His mouth glistens faintly, curving into another smile.
“Out of practice, are you?” He asks. Tecchou’s face burns from more than the pleasant effort of Jouno’s mouth on his.
“A bit,” he admits reluctantly. Jouno’s fingers are still in his hair, dull nails scratching very faintly against his scalp and sending a fresh shiver down his spine.
“Well, that’s fine. You weren’t bad, even if you taste disgusting. Don’t ever eat sriracha before kissing me again, asshole.”
“I ate that hours ago,” Tecchou huffs, moving the hand that had been cradling Jouno’s jaw to pinch his cheek slightly. Jouno yelps, tugging his hands out of Tecchou’s hair and knocking Tecchou’s away from his face.
“Do you want me to kill you for real? Also, brush your goddamn hair sometimes. It’s a nest.”
“Okay,” Tecchou agrees. He can do that. He usually forgets, but if Jouno likes putting his hands there, he should make an effort to remember.
“And take your cloak off if you’re staying. I have reports to finish up that are due in tomorrow, but if you don’t mind, you can stick around.”
“Okay,” Tecchou repeats, smiling more than he has in a long time. “Should I make something for dinner? I can—”
“If you touch anything in my kitchen, not even Edogawa will find your remains,” Jouno interrupts firmly, taking Tecchou by the elbow and steering him towards the couch. “You can be a good boy and sit while I make coffee and get my stuff. Turn on the tv or something.”

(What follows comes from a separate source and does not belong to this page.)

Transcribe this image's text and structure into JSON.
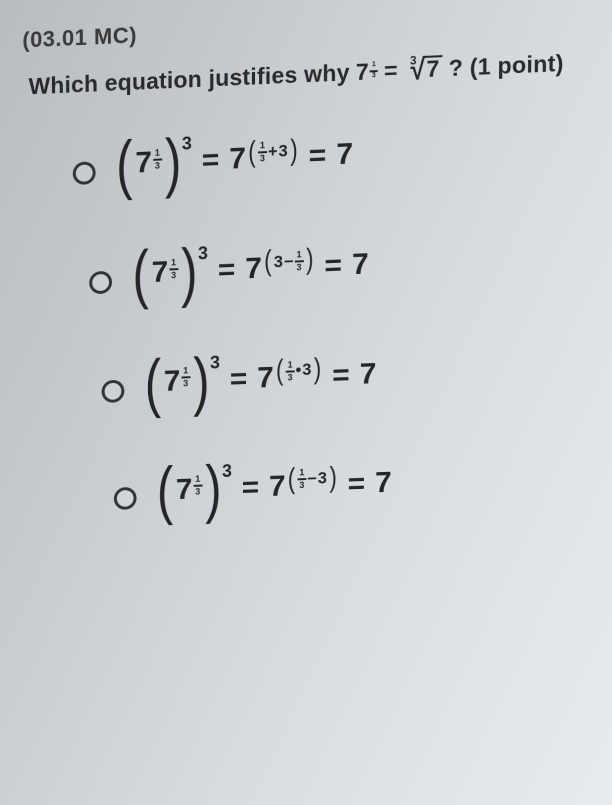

Tecchou lets himself be pushed into the cushions, face aching with his happiness. Jouno kisses him again when he sits him down, then hurries off down the hall, shrugging out of his cardigan and muttering something about Tecchou’s taste in food.
Tecchou undoes the clasp for his cloak around his neck, draping it over the back of the couch and then detaching his sword from his hip to put against the coffee table. Only then does he sink into the fine cushions of Jouno’s couch, far more pleasant than his own second-hand one.
Jouno likes me, he thinks, delirious with the relief of it. He likes me, he wants me, he doesn’t hate me. He kissed me.
A week of guilt, anxiety and stress melt out of him. Tecchou wonders if Jouno will kill him if he starts doing push ups in his living room; the giddiness that fills him makes him feel as though he could do a thousand without feeling a hint of exhaustion.